11. Başvurucu, gerekçeli karara karşı 20/6/2018 tarihli dilekçesi ile istinaf talebinde bulunmuş; derece mahkemesi tarafından yeterli inceleme ve araştırmanın yapılmadığını, davalı Belediyenin iddiasını ispata elverişli herhangi bir bilgi ya da belge sunmadığını, hangi örgüt ile irtibatlandırıldığı hususunun dahi gerekçeli karardan anlaşılmadığını, kararın usul ve esas açısından kanuna aykırı olduğunu belirterek kaldırılmasını ve davanın kabulüne karar verilmesini talep etmiştir.
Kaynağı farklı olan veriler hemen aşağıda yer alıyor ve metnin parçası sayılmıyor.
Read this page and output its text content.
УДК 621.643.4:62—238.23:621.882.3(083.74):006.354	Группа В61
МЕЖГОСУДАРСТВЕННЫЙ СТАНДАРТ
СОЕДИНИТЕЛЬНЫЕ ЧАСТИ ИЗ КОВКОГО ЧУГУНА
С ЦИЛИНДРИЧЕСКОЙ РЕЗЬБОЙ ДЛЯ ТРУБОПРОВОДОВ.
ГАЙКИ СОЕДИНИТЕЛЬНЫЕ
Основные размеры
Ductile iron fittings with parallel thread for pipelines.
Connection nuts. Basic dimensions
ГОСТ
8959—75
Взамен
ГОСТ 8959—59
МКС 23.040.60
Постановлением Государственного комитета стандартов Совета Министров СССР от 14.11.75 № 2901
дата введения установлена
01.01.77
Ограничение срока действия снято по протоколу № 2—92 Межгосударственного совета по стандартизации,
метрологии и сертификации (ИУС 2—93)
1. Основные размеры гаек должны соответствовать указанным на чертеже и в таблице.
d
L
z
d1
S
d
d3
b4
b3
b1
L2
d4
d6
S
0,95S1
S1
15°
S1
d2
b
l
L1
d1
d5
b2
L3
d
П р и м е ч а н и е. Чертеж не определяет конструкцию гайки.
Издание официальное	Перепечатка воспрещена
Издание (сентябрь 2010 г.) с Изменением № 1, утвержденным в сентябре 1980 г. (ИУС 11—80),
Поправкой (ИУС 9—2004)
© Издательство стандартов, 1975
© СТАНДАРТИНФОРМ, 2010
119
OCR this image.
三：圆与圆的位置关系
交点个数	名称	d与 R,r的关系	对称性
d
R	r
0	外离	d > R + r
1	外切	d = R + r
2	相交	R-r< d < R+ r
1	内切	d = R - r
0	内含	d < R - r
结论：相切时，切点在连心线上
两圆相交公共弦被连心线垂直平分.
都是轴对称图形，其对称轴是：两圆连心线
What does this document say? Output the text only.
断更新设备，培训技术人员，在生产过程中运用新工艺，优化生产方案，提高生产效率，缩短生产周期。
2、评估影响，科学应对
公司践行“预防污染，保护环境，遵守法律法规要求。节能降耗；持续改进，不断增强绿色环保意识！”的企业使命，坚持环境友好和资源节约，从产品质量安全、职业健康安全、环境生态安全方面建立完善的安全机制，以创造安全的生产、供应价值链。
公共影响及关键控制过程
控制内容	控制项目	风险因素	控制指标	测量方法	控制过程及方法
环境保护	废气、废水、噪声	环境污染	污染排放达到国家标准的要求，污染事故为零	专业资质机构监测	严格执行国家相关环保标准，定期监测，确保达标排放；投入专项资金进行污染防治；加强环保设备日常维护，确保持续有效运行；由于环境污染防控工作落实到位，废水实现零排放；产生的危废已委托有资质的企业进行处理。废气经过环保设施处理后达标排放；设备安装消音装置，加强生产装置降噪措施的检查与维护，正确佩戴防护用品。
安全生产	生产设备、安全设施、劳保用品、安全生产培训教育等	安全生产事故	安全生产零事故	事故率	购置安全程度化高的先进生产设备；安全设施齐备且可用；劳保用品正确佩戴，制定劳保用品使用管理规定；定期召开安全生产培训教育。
12. Gaziantep Bölge Adliye Mahkemesi 7. Hukuk Dairesi 19/2/2019 tarihli kararı ile mahkeme kararının gerekçe yönünden ortadan kaldırılmasına ve davanın reddine hükmetmiştir. Kararın gerekçesinin ilgili kısmı şu şekildedir:

"Konunun 667 sayılı KHK hükümlerine göre çözümlenmesi gerektiği tespit edildikten sonra 667 sayılı KHK'nın 4. Maddesinin 2. Fıkrasında, "Birinci fıkra uyarınca görevine son verilenler bir daha kamu hizmetinde istihdam edilemez, doğrudan veya dolaylı olarak görevlendirilemezler" denilmekle ve burada ifade edilen dolaylı görevlendirmenin alt işveren işçilerini kapsadığı değerlendirilmekle asıl işveren yönünden davacının kamu kurumunda çalıştırılmasına yönelik yasal engel bulunduğu anlaşılmaktadır.

Alt işveren yönünden ise davacının PKK Terör Örgütü ile bağlantılı olduğu, davacının baldızı ve amcasının kızı olan [K.S.] nin PKK terör örgütü üyesi olmaktan ceza aldığı, davacının da bu kişiyi saklamaktan hakkında terör örgütüne yardım ve yataklık suçundan kamu davası açıldığı, davacının kollukta suçunu ikrar ederken savcılıkta ve mahkemede üzerine atılı suçu işlemediğini beyan ettiği [K.S.] yi evde gördüğünü ancak yardım ve yataklık etmediğini söylediği, hakkında delil yetersizliğinden beraat kararı verildiği görüldüğünden davacının iş sözleşmesinin en azından şüphe feshi kapsamında feshedildiğinin kabulü ile davanın reddi gerekecektir.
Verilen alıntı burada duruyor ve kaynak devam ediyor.